Bünyede baş olmayınca, diğer organlar baş olmaya hevesleniyor hemen.
El diyor ki, "Ben onu sever, okşardım, baş olma sırası bende" aşağıdan ayak, "Oğlum dur hele! Önce ben varım, benim baş olmam lazım, az mı taşıdım ben onu" diyor. Gerilerden, "zart, zurt" eden biri "En çok ona ben benziyorum, o da yuvarlak, bende, benim neyim eksik? Bakın ben de onun gibi ses çıkarabiliyorum, başa benim çıkmam icap eder” diyor.
Başlar ayak olmuş, ayaklar da baş.
İşte bu yüzden bize ne yaptıysa başsızlık yaptı, arkadaş…
Başımızda İlbay Paşamız, sarımsak dişi gibi duraydı, hastalanmayaydı, hiç bunlar başımıza gelir miydi?
Bir baş lazım bizim memlekete, biz başsız yapamıyoruz.
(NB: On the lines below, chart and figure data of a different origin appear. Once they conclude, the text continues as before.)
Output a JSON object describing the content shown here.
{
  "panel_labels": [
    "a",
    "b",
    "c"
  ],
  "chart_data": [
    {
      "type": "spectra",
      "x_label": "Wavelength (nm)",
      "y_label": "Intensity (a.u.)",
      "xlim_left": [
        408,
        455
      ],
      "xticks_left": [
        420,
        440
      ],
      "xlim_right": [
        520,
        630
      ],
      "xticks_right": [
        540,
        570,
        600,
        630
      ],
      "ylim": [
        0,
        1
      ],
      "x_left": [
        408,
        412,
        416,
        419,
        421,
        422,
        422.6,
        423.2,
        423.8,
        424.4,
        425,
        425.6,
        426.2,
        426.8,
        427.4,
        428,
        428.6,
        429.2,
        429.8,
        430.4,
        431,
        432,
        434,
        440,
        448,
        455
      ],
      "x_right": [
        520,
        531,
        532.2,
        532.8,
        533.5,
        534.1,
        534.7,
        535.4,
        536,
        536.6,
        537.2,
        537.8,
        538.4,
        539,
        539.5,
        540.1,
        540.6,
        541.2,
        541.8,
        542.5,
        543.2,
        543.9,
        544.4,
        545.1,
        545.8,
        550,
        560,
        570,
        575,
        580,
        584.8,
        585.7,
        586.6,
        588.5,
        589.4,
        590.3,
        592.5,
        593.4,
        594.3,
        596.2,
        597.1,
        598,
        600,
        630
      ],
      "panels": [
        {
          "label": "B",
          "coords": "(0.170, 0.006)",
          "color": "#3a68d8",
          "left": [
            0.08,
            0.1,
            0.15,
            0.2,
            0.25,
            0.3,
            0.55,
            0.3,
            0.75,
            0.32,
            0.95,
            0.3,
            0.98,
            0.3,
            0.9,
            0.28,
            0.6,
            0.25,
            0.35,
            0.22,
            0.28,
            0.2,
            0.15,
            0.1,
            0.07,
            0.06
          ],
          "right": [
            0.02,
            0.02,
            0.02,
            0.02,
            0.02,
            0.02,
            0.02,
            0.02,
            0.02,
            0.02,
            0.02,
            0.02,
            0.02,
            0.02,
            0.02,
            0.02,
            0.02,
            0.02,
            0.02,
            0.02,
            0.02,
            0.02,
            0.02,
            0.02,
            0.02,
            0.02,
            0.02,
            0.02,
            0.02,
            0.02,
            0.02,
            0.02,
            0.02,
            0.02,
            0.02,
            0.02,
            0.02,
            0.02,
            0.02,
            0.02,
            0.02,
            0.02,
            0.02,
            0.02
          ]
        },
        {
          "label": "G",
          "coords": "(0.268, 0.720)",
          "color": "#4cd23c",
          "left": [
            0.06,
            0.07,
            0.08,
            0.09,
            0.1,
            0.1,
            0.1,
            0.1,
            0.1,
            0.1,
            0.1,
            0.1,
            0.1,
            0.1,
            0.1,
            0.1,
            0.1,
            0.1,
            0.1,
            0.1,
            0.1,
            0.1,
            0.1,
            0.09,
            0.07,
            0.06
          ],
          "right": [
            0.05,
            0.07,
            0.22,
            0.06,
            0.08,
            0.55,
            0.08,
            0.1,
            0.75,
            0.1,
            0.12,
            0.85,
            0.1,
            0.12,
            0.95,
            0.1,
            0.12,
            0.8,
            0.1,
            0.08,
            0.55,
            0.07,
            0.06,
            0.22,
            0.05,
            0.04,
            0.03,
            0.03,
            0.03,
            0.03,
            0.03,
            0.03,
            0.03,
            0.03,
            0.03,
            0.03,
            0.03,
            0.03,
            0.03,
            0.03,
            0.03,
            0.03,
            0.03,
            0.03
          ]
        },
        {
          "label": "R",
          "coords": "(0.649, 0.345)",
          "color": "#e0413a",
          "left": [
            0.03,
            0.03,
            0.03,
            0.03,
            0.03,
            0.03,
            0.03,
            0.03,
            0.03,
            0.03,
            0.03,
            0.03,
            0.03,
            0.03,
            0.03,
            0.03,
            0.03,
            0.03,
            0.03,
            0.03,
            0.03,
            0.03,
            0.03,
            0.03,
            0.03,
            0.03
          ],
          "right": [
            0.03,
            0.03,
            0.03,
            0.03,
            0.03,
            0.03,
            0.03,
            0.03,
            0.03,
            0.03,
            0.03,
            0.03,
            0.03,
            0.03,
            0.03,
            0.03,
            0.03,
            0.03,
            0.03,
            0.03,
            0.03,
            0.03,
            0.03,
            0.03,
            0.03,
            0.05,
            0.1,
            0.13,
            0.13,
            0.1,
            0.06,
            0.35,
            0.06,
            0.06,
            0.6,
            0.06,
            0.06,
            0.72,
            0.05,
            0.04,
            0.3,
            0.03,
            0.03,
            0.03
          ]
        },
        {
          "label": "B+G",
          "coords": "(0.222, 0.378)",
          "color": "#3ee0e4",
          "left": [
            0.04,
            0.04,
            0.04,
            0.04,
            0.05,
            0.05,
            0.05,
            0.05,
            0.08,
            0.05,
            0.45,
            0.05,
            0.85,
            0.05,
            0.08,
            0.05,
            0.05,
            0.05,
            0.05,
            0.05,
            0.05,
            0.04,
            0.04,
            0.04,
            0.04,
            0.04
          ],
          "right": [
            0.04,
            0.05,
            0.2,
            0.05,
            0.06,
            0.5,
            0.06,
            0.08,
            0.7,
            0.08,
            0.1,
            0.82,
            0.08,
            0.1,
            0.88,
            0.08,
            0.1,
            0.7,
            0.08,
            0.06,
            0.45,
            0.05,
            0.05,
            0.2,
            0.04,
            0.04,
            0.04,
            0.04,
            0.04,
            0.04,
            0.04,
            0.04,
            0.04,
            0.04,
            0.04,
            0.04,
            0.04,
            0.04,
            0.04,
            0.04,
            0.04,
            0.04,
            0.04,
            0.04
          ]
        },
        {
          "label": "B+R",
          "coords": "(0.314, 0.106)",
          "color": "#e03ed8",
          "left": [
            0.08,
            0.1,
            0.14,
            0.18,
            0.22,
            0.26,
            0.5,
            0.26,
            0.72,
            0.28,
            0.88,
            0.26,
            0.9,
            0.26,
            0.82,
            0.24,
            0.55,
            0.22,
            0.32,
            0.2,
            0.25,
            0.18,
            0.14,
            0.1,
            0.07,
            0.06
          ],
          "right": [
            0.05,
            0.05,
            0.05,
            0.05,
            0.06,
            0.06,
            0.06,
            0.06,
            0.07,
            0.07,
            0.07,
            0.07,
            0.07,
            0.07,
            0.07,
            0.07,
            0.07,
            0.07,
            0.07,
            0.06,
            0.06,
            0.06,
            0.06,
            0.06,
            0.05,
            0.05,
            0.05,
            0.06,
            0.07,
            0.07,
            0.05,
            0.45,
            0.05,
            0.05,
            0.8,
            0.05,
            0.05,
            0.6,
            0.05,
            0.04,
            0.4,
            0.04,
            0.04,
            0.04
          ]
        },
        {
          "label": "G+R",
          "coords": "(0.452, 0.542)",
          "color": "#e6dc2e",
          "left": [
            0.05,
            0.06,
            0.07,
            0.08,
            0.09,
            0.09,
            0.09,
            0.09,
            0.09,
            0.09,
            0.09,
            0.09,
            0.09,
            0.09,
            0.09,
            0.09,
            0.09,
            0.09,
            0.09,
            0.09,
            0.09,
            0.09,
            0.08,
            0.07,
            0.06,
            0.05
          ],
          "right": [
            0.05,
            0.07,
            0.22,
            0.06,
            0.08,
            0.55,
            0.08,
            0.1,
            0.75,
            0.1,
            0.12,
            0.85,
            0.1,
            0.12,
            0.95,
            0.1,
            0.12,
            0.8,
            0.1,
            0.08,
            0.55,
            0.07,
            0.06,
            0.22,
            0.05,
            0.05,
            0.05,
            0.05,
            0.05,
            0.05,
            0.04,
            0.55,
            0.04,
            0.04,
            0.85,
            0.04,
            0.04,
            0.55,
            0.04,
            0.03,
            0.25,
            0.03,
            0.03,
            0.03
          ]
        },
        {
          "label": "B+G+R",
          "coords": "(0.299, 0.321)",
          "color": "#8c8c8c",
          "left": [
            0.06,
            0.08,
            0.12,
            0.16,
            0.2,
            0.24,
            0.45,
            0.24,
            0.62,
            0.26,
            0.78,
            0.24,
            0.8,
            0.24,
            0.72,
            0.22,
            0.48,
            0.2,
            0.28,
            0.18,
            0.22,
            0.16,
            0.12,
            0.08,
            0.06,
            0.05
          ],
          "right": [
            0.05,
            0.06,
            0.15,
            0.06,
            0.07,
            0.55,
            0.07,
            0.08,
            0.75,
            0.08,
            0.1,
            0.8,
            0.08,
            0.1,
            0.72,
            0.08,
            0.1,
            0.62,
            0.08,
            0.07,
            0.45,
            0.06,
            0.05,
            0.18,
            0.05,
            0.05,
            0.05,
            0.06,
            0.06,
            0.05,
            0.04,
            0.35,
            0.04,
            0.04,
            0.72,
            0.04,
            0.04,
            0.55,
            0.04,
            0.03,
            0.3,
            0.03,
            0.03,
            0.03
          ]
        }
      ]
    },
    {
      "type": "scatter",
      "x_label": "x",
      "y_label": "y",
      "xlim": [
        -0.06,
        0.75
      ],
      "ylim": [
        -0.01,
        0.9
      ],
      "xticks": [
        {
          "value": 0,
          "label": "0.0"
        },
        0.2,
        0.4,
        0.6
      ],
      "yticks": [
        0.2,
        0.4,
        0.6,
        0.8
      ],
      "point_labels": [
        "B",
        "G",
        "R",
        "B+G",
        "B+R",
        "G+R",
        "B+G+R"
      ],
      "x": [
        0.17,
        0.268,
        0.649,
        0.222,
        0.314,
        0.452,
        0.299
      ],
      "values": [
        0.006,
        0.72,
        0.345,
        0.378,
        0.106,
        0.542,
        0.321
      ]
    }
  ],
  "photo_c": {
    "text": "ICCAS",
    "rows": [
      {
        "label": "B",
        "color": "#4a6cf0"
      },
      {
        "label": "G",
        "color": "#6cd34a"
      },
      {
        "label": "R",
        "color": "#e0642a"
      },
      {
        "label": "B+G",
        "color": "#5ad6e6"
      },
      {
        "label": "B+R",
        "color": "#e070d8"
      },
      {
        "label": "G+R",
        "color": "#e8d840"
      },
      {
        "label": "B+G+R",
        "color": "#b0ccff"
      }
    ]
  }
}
Kurbanda, etlikte, Demürcüler Arastası'na ütületmeye götürdüğümüz tiftik keçisinin kellesi değil bu…
Asıl görevi milletin aslisine hizmet etmesi gerekirken, iktidar sahibi vekilin işini takip eden kelleden bahsetmiyorum.
İlbay Paşamız bir rahatsızlandı, başsız kaldık. İlbay Paşa olmayınca, ilçebaylar, baş olmaya heveslenmiş. Meşhur Beşdut Soğanı gibi henüz kök salamadığından acemice başlık ediyorlar.
Milletin asiline hizmet edecekken vekil işi takipçiliği yapmaya yeltenmiş. Oysa İlçebay’ın asıl görevi; “ilçesinin genel yönetiminden sorumludur, devleti ilçede temsil eder ve ilçenin en yetkili kamu görevlisidir” der. Yasa, tüzük.
İlçebay'ın görevleri arasında, iş takipçiliği ve de muhtar azarlamak, paylamak var mıdır?
Bizim oralarda geçmez mi, yasa, tüzük?
Ve devam eder yasa, tüzük. İlçebay’ın görevlerinden başında gelen; “Vatandaşın şikâyetini dinlemek, ihtiyaçlarını saptamak ve giderilmesi için gerekli önlemleri almaktır” der.
Der demesine de, bizim memlekete bu minvalde yürümüyor, hökümet işleri.
Sizin memlekette, yasa, tüzük ve dahi hökümet işleri nasıl yürür gardaş?